During the Angelus in Kaunas, Pope Francis called on the faithful to pay attention to "the outcast and [. . .] minorities. In this way, we can keep far from our lives and our cultures the possibility of destroying one another, of marginalizing, of continuing to discard whatever we find troublesome or uncomfortable." He has a special thought for the Jewish community, and will visit the site of the Vilnius ghetto, which was destroyed 75 years ago.
Kaunas (AsiaNews) – Pope Francis recited the Angelus at the end of the Mass in Santakos Park, Kaunas, before a huge crowd. Just prior to the recitation, he said that “If power had to do with this, if we could allow the Gospel of Jesus Christ to reach the depths of our lives, then the ‘globalization of solidarity’ would be a reality.”
Yesterday, Francis described Lithuania as a country that can welcome differences, serve as a model of coexistence for the international community, especially the European Union, given the peaceful presence of so many minorities.
“Here in Lithuania, you have a hill of crosses, where thousands of people, over the centuries, have planted the sign of the cross. I ask you, as we now pray the Angelus, to beg Mary to help us all to plant our own cross, the cross of our service and commitment to the needs of others, on that hill where the poor dwell, where care and concern are needed for the outcast and for minorities. In this way, we can keep far from our lives and our cultures the possibility of destroying one another, of marginalizing, of continuing to discard whatever we find troublesome or uncomfortable.”
The opposite of this attitude is that of the ungodly “who oppress the poor, who have no compassion for the widow and show no respect to the elderly.”

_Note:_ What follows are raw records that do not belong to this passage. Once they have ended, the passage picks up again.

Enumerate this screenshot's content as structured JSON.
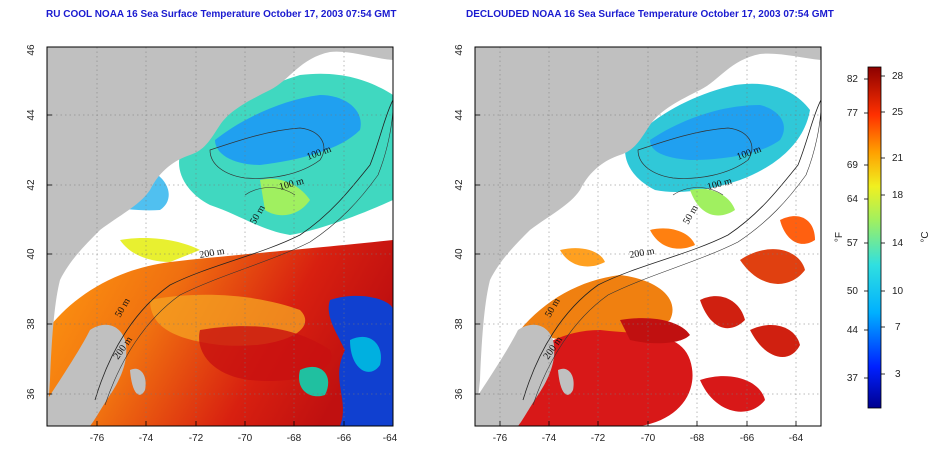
{
  "panels": [
    {
      "title": "RU COOL NOAA 16 Sea Surface Temperature October 17, 2003 07:54 GMT",
      "x_ticks": [
        "-76",
        "-74",
        "-72",
        "-70",
        "-68",
        "-66",
        "-64"
      ],
      "y_ticks": [
        "46",
        "44",
        "42",
        "40",
        "38",
        "36"
      ],
      "contour_labels": [
        "100 m",
        "100 m",
        "50 m",
        "200 m",
        "50 m",
        "200 m"
      ]
    },
    {
      "title": "DECLOUDED NOAA 16 Sea Surface Temperature October 17, 2003 07:54 GMT",
      "x_ticks": [
        "-76",
        "-74",
        "-72",
        "-70",
        "-68",
        "-66",
        "-64"
      ],
      "y_ticks": [
        "46",
        "44",
        "42",
        "40",
        "38",
        "36"
      ],
      "contour_labels": [
        "100 m",
        "100 m",
        "50 m",
        "200 m",
        "50 m",
        "200 m"
      ]
    }
  ],
  "colorbar": {
    "fahrenheit_ticks": [
      "82",
      "77",
      "69",
      "64",
      "57",
      "50",
      "44",
      "37"
    ],
    "celsius_ticks": [
      "28",
      "25",
      "21",
      "18",
      "14",
      "10",
      "7",
      "3"
    ],
    "fahrenheit_label": "°F",
    "celsius_label": "°C"
  },
  "colors": {
    "land": "#c0c0c0",
    "cloud": "#ffffff",
    "title": "#1a1ad0"
  }
}
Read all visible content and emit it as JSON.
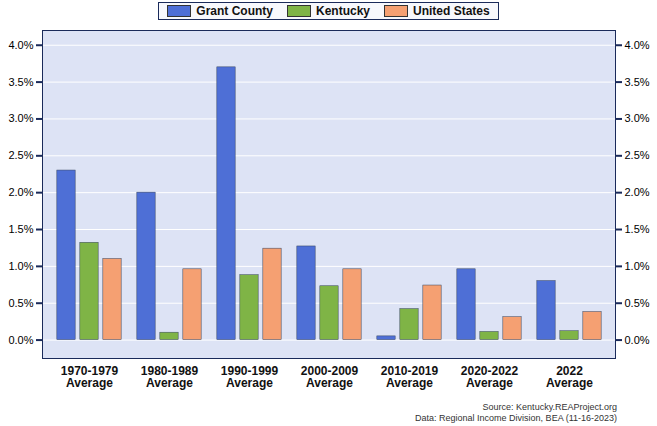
{
  "chart_data": {
    "type": "bar",
    "categories": [
      "1970-1979\nAverage",
      "1980-1989\nAverage",
      "1990-1999\nAverage",
      "2000-2009\nAverage",
      "2010-2019\nAverage",
      "2020-2022\nAverage",
      "2022\nAverage"
    ],
    "series": [
      {
        "name": "Grant County",
        "color": "#4e6fd6",
        "values": [
          2.3,
          2.0,
          3.7,
          1.27,
          0.05,
          0.96,
          0.8
        ]
      },
      {
        "name": "Kentucky",
        "color": "#7fb446",
        "values": [
          1.32,
          0.1,
          0.88,
          0.73,
          0.42,
          0.11,
          0.12
        ]
      },
      {
        "name": "United States",
        "color": "#f5a072",
        "values": [
          1.1,
          0.96,
          1.24,
          0.96,
          0.74,
          0.31,
          0.38
        ]
      }
    ],
    "ylim": [
      -0.25,
      4.2
    ],
    "yticks": [
      {
        "value": 0,
        "label": "0.0%"
      },
      {
        "value": 0.5,
        "label": "0.5%"
      },
      {
        "value": 1,
        "label": "1.0%"
      },
      {
        "value": 1.5,
        "label": "1.5%"
      },
      {
        "value": 2,
        "label": "2.0%"
      },
      {
        "value": 2.5,
        "label": "2.5%"
      },
      {
        "value": 3,
        "label": "3.0%"
      },
      {
        "value": 3.5,
        "label": "3.5%"
      },
      {
        "value": 4,
        "label": "4.0%"
      }
    ],
    "grid": true,
    "legend": "top",
    "caption": [
      "Source: Kentucky.REAProject.org",
      "Data: Regional Income Division, BEA (11-16-2023)"
    ]
  }
}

“The ungodly claim to believe that ‘power is the norm of justice’. They dominate the weak, use their power to impose a way of thinking, an ideology, a prevailing mindset. They use violence or repression to subject those who simply by their honest, straightforward, hardworking and companionable everyday life show that a different kind of world, a different kind of society, is possible. The ungodly are not content with doing anything they like, giving into their every whim; they do not want others, by doing good, to show them up for who they are. In the ungodly, evil is always trying to destroy good.”
The pope went on to say that “Seventy-five years ago, this nation witnessed the final destruction of the Vilnius Ghetto; this was the climax of the killing of thousands of Jews that had started two years earlier. As we read in the Book of Wisdom, the Jewish people suffered insults and cruel punishments.”
“This afternoon,” he announced, “I will pray before the Monument to the Victims of the Ghetto in Vilnius [. . .]. May the Most High bless dialogue and the shared commitment for justice and peace.”